Winning a space prize is not easy, and coming up with the prize purse is no simple trick either, but it seems that one of the most expensive and difficult parts of the equation may actually be managing the competition.

Until the Lunar Lander Analog Challenge announcement, only Alliance-level prizes of $250,000 or less had officially recognized prize-management partners. So far, only the Spaceward Foundation (www.elevator2010.org) has managed to put NASA money on the table and hold competitions. A $50,000 prize for the Tether Challenge and the same for the Climber Challenge went unclaimed in 2005, but the purses will be carried over to this year, giving each contest $200,000 to divide among successful contenders. That $400,000 may account for some of the “more than $3 million” that Peter Diamandis promises for the 2006 X Prize Cup, now that Spaceward Foundation is considering an invitation to stage its competitions in Las Cruces this year.
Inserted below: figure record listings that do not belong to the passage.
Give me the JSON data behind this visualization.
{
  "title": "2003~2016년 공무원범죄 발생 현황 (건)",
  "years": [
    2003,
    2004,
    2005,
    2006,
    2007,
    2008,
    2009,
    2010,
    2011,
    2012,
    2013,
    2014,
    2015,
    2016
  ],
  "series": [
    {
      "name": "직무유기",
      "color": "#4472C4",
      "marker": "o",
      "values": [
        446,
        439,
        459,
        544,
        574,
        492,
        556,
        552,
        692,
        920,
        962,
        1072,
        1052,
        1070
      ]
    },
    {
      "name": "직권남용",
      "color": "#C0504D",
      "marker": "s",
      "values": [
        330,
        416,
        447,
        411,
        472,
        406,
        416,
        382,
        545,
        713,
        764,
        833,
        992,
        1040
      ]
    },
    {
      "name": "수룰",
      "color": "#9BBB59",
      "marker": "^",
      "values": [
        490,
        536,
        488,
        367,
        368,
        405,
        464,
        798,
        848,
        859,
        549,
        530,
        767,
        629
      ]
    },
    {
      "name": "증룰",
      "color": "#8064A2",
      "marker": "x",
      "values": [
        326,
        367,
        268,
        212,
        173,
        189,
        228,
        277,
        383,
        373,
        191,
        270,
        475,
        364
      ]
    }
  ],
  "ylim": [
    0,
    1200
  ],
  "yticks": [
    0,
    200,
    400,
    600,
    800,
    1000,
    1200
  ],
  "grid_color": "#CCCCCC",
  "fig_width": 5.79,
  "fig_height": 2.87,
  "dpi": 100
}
Last year’s Climber Challenge was almost won by a device built in a dorm room. While space elevators are not currently part of NASA’s exploration architecture, some of the components like strong tethers and beamed power are. In 2007, Spaceward will inaugurate its third NASA-funded contest, the Telerobotic Challenge: can you and your robot construct a fuel line in a remote location with a 45-minute transmission delay? Useful, to be sure, and important, certainly, but even Spaceward Foundation’s Ben and Meekk Shelef are quick to admit that the Elevator Games can be boring to watch.

Nor do any of the other Alliance-level challenges promise much in the way of visual entertainment or crowd thrills, worthy as they may be. X Prize Cup’s Lunar Lander Challenge looks like NASA’s best hope for the public inspiration value that’s part and parcel of the space agency’s goals for Centennial Challenges.

Winning a space prize is not easy, and coming up with the prize purse is no simple trick either, but it seems that one of the most expensive and difficult parts of the equation may actually be managing the competition. Hats off to all who take on that Challenge—and, fingers crossed for luck, let the games begin!